All this is happening at the same time that retail sales, consumer confidence, jobs growth, and core durable goods sales are falling, or at best are weak. Wholesale inventories are growing, up 0.4% in September according to the latest figures, which may mean retailers will be caught with a lot of excess inventory come the new year.

As the unemployment rate remains intractably above 7%, the non-participation rate soars to a record 91.5 million people, and the federal government's fiscal policies remain in disarray -- after all, Congress and the president merely booted the debt-ceiling problem down the road by a few months -- Christmas is shaping up to be a disaster spending-wise.

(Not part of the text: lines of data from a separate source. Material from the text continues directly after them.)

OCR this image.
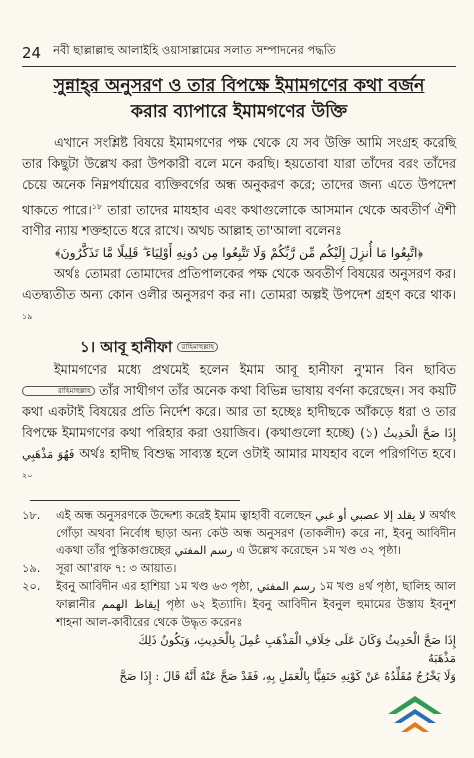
24 নবী ছাল্লাল্লাহু আলাইহি ওয়াসাল্লামের সলাত সম্পাদনের পদ্ধতি
সুন্নাহ্‌র অনুসরণ ও তার বিপক্ষে ইমামগণের কথা বর্জন
করার ব্যাপারে ইমামগণের উক্তি

এখানে সংশ্লিষ্ট বিষয়ে ইমামগণের পক্ষ থেকে যে সব উক্তি আমি সংগ্রহ করেছি তার কিছুটা উল্লেখ করা উপকারী বলে মনে করছি। হয়তোবা যারা তাঁদের বরং তাঁদের চেয়ে অনেক নিম্নপর্যায়ের ব্যক্তিবর্গের অন্ধ অনুকরণ করে; তাদের জন্য এতে উপদেশ থাকতে পারে।$^{১৮}$ তারা তাদের মাযহাব এবং কথাগুলোকে আসমান থেকে অবতীর্ণ ঐশী বাণীর ন্যায় শক্তহাতে ধরে রাখে। অথচ আল্লাহ তা'আলা বলেনঃ

﴿اتَّبِعُوا مَا أُنزِلَ إِلَيْكُم مِّن رَّبِّكُمْ وَلَا تَتَّبِعُوا مِن دُونِهِ أَوْلِيَاءَ ۗ قَلِيلًا مَّا تَذَكَّرُونَ﴾

অর্থঃ তোমরা তোমাদের প্রতিপালকের পক্ষ থেকে অবতীর্ণ বিষয়ের অনুসরণ কর। এতদ্ব্যতীত অন্য কোন ওলীর অনুসরণ কর না। তোমরা অল্পই উপদেশ গ্রহণ করে থাক।$^{১৯}$

১। আবূ হানীফা রাহিমাহুল্লাহ

ইমামগণের মধ্যে প্রথমেই হলেন ইমাম আবূ হানীফা নু'মান বিন ছাবিত রাহিমাহুল্লাহ তাঁর সাথীগণ তাঁর অনেক কথা বিভিন্ন ভাষায় বর্ণনা করেছেন। সব কয়টি কথা একটাই বিষয়ের প্রতি নির্দেশ করে। আর তা হচ্ছেঃ হাদীছকে আঁকড়ে ধরা ও তার বিপক্ষে ইমামগণের কথা পরিহার করা ওয়াজিব। (কথাগুলো হচ্ছে) (১) إِذَا صَحَّ الْحَدِيثُ فَهُوَ مَذْهَبِي অর্থঃ হাদীছ বিশুদ্ধ সাব্যস্ত হলে ওটাই আমার মাযহাব বলে পরিগণিত হবে।$^{২০}$

১৮.	এই অন্ধ অনুসরণকে উদ্দেশ্য করেই ইমাম ত্বাহাবী বলেছেন لا يقلد إلا عصبي أو غبي অর্থাৎ গোঁড়া অথবা নির্বোধ ছাড়া অন্য কেউ অন্ধ অনুসরণ (তাকলীদ) করে না, ইবনু আবিদীন একথা তাঁর পুস্তিকাগুচ্ছের رسم المفتي এ উল্লেখ করেছেন ১ম খণ্ড ৩২ পৃষ্ঠা।
১৯.	সূরা আ'রাফ ৭: ৩ আয়াত।
২০.	ইবনু আবিদীন এর হাশিয়া ১ম খণ্ড ৬৩ পৃষ্ঠা, رسم المفتي ১ম খণ্ড ৪র্থ পৃষ্ঠা, ছালিহ আল ফাল্লানীর إيقاظ الهمم পৃষ্ঠা ৬২ ইত্যাদি। ইবনু আবিদীন ইবনুল হুমামের উস্তায ইবনুশ শাহনা আল-কাবীরের থেকে উদ্ধৃত করেনঃ
إِذَا صَحَّ الْحَدِيثُ وَكَانَ عَلَى خِلَافِ الْمَذْهَبِ عُمِلَ بِالْحَدِيثِ، وَيَكُونُ ذَلِكَ مَذْهَبَهُ
وَلَا يَخْرُجُ مُقَلِّدُهُ عَنْ كَوْنِهِ حَنَفِيًّا بِالْعَمَلِ بِهِ، فَقَدْ صَحَّ عَنْهُ أَنَّهُ قَالَ : إِذَا صَحَّ
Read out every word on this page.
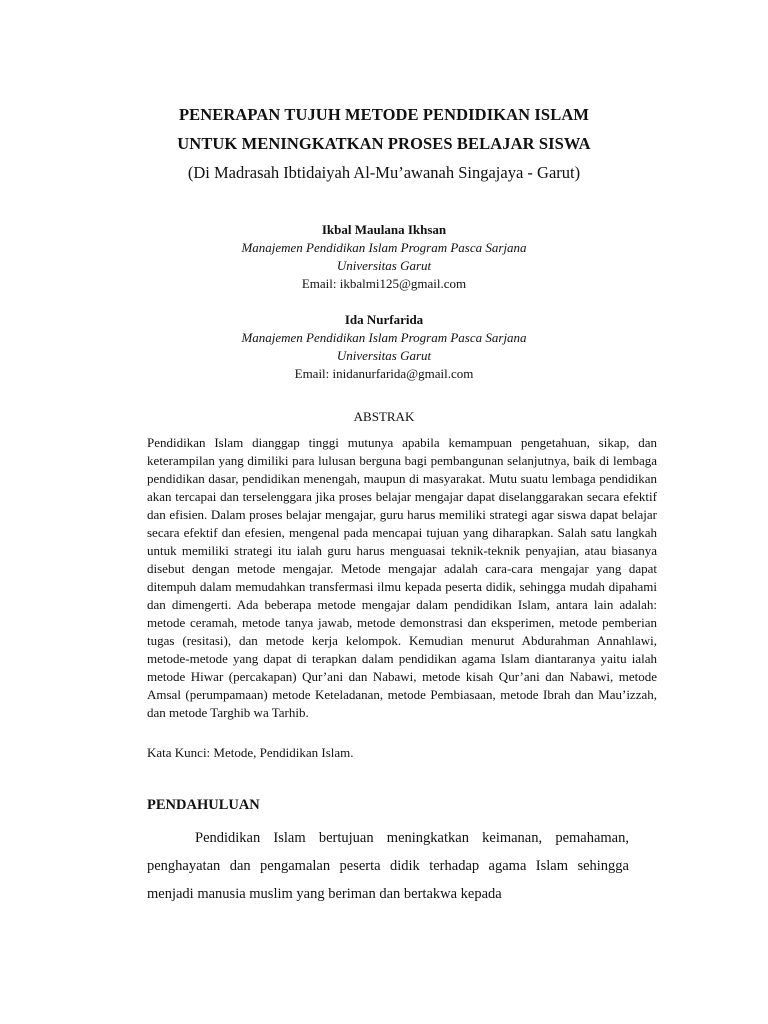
PENERAPAN TUJUH METODE PENDIDIKAN ISLAM

UNTUK MENINGKATKAN PROSES BELAJAR SISWA

(Di Madrasah Ibtidaiyah Al-Mu’awanah Singajaya - Garut)

Ikbal Maulana Ikhsan
Manajemen Pendidikan Islam Program Pasca Sarjana
Universitas Garut
Email: ikbalmi125@gmail.com
Ida Nurfarida
Manajemen Pendidikan Islam Program Pasca Sarjana
Universitas Garut
Email: inidanurfarida@gmail.com
ABSTRAK
Pendidikan Islam dianggap tinggi mutunya apabila kemampuan pengetahuan, sikap, dan keterampilan yang dimiliki para lulusan berguna bagi pembangunan selanjutnya, baik di lembaga pendidikan dasar, pendidikan menengah, maupun di masyarakat. Mutu suatu lembaga pendidikan akan tercapai dan terselenggara jika proses belajar mengajar dapat diselanggarakan secara efektif dan efisien. Dalam proses belajar mengajar, guru harus memiliki strategi agar siswa dapat belajar secara efektif dan efesien, mengenal pada mencapai tujuan yang diharapkan. Salah satu langkah untuk memiliki strategi itu ialah guru harus menguasai teknik-teknik penyajian, atau biasanya disebut dengan metode mengajar. Metode mengajar adalah cara-cara mengajar yang dapat ditempuh dalam memudahkan transfermasi ilmu kepada peserta didik, sehingga mudah dipahami dan dimengerti. Ada beberapa metode mengajar dalam pendidikan Islam, antara lain adalah: metode ceramah, metode tanya jawab, metode demonstrasi dan eksperimen, metode pemberian tugas (resitasi), dan metode kerja kelompok. Kemudian menurut Abdurahman Annahlawi, metode-metode yang dapat di terapkan dalam pendidikan agama Islam diantaranya yaitu ialah metode Hiwar (percakapan) Qur’ani dan Nabawi, metode kisah Qur’ani dan Nabawi, metode Amsal (perumpamaan) metode Keteladanan, metode Pembiasaan, metode Ibrah dan Mau’izzah, dan metode Targhib wa Tarhib.
Kata Kunci: Metode, Pendidikan Islam.
PENDAHULUAN
Pendidikan Islam bertujuan meningkatkan keimanan, pemahaman, penghayatan dan pengamalan peserta didik terhadap agama Islam sehingga menjadi manusia muslim yang beriman dan bertakwa kepada
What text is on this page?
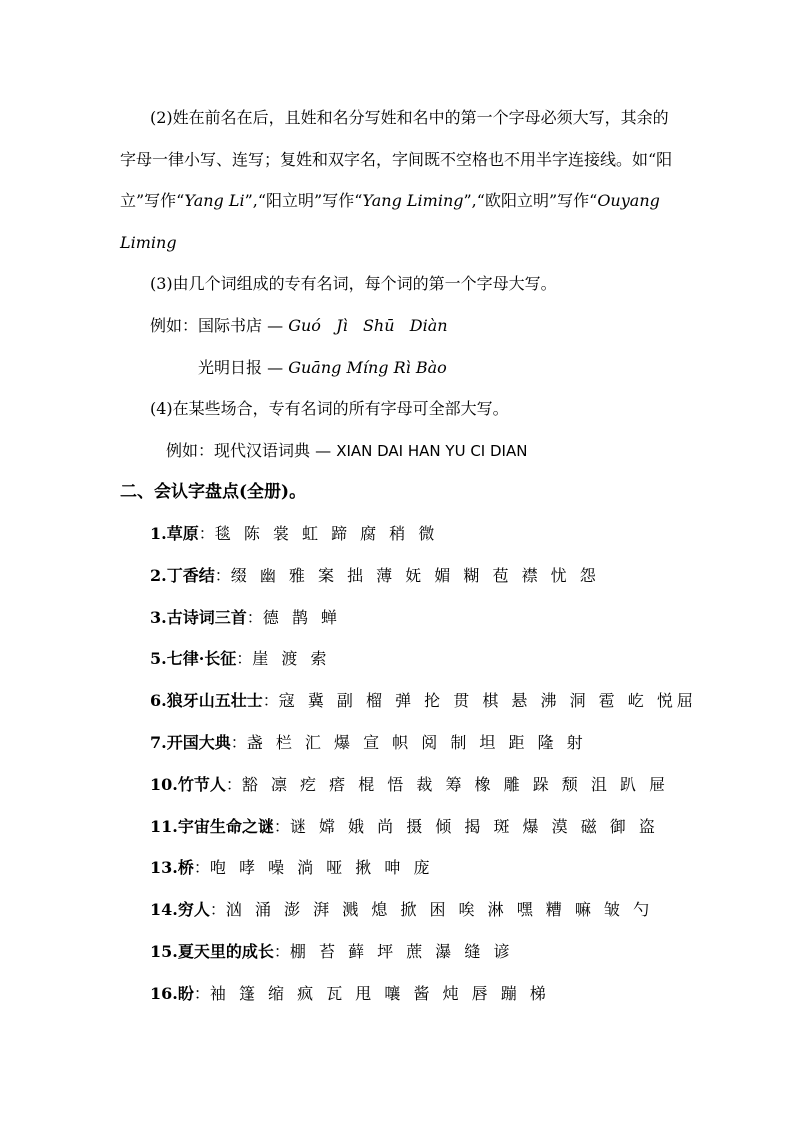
(2)姓在前名在后，且姓和名分写姓和名中的第一个字母必须大写，其余的
字母一律小写、连写；复姓和双字名，字间既不空格也不用半字连接线。如“阳
立”写作“Yang Li”,“阳立明”写作“Yang Liming”,“欧阳立明”写作“Ouyang
Liming
(3)由几个词组成的专有名词，每个词的第一个字母大写。
例如：国际书店 — Guó   Jì   Shū   Diàn
光明日报 — Guāng Míng Rì Bào
(4)在某些场合，专有名词的所有字母可全部大写。
例如：现代汉语词典 — XIAN DAI HAN YU CI DIAN
二、会认字盘点(全册)。
1.草原：毯 陈 裳 虹 蹄 腐 稍 微
2.丁香结：缀 幽 雅 案 拙 薄 妩 媚 糊 苞 襟 忧 怨
3.古诗词三首：德 鹊 蝉
5.七律·长征：崖 渡 索
6.狼牙山五壮士：寇 冀 副 榴 弹 抡 贯 棋 悬 沸 洞 雹 屹 悦屈
7.开国大典：盏 栏 汇 爆 宣 帜 阅 制 坦 距 隆 射
10.竹节人：豁 凛 疙 瘩 棍 悟 裁 筹 橡 雕 跺 颓 沮 趴 屉
11.宇宙生命之谜：谜 嫦 娥 尚 摄 倾 揭 斑 爆 漠 磁 御 盗
13.桥：咆 哮 噪 淌 哑 揪 呻 庞
14.穷人：汹 涌 澎 湃 溅 熄 掀 困 唉 淋 嘿 糟 嘛 皱 勺
15.夏天里的成长：棚 苔 藓 坪 蔗 瀑 缝 谚
16.盼：袖 篷 缩 疯 瓦 甩 嚷 酱 炖 唇 蹦 梯
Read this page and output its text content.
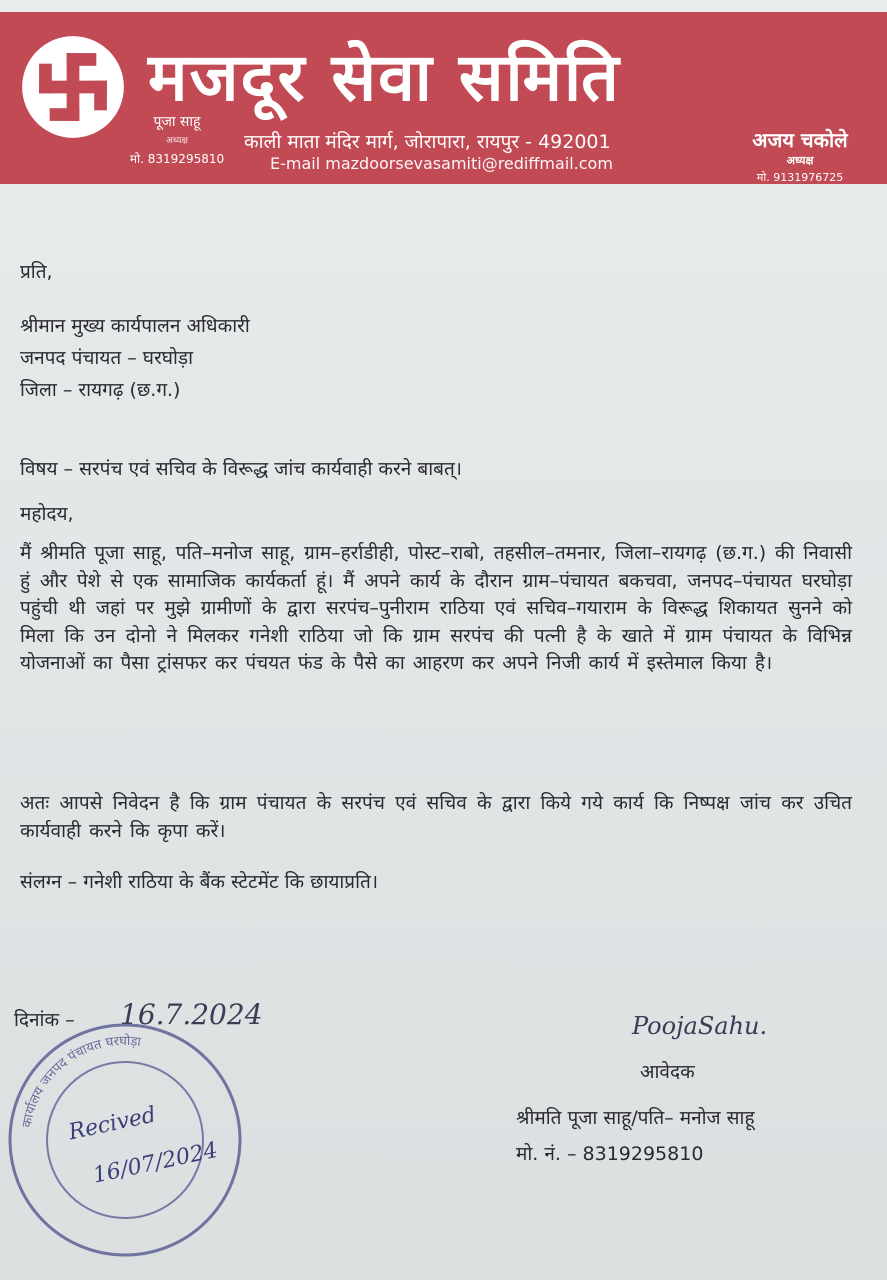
मजदूर सेवा समिति
पूजा साहू
अध्यक्ष
मो. 8319295810
काली माता मंदिर मार्ग, जोरापारा, रायपुर - 492001
E-mail mazdoorsevasamiti@rediffmail.com
अजय चकोले
अध्यक्ष
मो. 9131976725
प्रति,
श्रीमान मुख्य कार्यपालन अधिकारी
जनपद पंचायत – घरघोड़ा
जिला – रायगढ़ (छ.ग.)
विषय – सरपंच एवं सचिव के विरूद्ध जांच कार्यवाही करने बाबत्।
महोदय,
मैं श्रीमति पूजा साहू, पति–मनोज साहू, ग्राम–हर्राडीही, पोस्ट–राबो, तहसील–तमनार, जिला–रायगढ़ (छ.ग.) की निवासी हुं और पेशे से एक सामाजिक कार्यकर्ता हूं। मैं अपने कार्य के दौरान ग्राम–पंचायत बकचवा, जनपद–पंचायत घरघोड़ा पहुंची थी जहां पर मुझे ग्रामीणों के द्वारा सरपंच–पुनीराम राठिया एवं सचिव–गयाराम के विरूद्ध शिकायत सुनने को मिला कि उन दोनो ने मिलकर गनेशी राठिया जो कि ग्राम सरपंच की पत्नी है के खाते में ग्राम पंचायत के विभिन्न योजनाओं का पैसा ट्रांसफर कर पंचयत फंड के पैसे का आहरण कर अपने निजी कार्य में इस्तेमाल किया है।
अतः आपसे निवेदन है कि ग्राम पंचायत के सरपंच एवं सचिव के द्वारा किये गये कार्य कि निष्पक्ष जांच कर उचित कार्यवाही करने कि कृपा करें।
संलग्न – गनेशी राठिया के बैंक स्टेटमेंट कि छायाप्रति।
दिनांक – 16.7.2024	PoojaSahu.
आवेदक
श्रीमति पूजा साहू/पति– मनोज साहू
मो. नं. – 8319295810
कार्यालय जनपद पंचायत घरघोड़ा
Recived
16/07/2024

Although the National Retail Federation has put up a brave front, saying sales will rise 3.9% this year (which it admits is only a marginal expansion from last year's 3.5% increase), it might still be in for a rude awakening. The market researchers at ShopperTrak forecast sales will grow only 2.4% this year, down from 3% last year and 4% the year before that, and other analysts are equally dour with their expectations.

Adding to their woes, online retailers could steal a proportionally larger number of sales than they did last year. Online Black Friday sales surged 26% in 2012, crossing the $1 billion threshold for the first time as 57.3 million Americans visited e-commerce sites, itself an 18% increase from the prior year. That was surpassed only by the $1.5 billion spent on the following Cyber Monday, the made-up marketing holiday that's taken on a life of its own.

The NRF's Shop.org says that over the months of November and December it expects online sales to surge 13%-15% from last year, hitting as much as $82 billion. Amazon.com (AMZN -2.56%) was the most visited site on Black Friday in 2012 (followed, in order, by Wal-Mart, Best Buy, Target, and Apple), and there's no reason to think it won't be the beneficiary again this year. But even if some retailers make up in e-commerce what they lose at their brick-and-mortar stores, there's going to be little holiday cheer for the majority of them.

A quirk of the calendar means the period between Black Friday and Christmas Day contains six fewer days than it did last year, shortening an already perilous holiday season. There will be few winners when the soot settles and margins get compressed as a result of the hyperpromotional environment we're in. Shoppers may score some great deals, but investors shouldn't expect to unwrap any earnings gifts come the new year.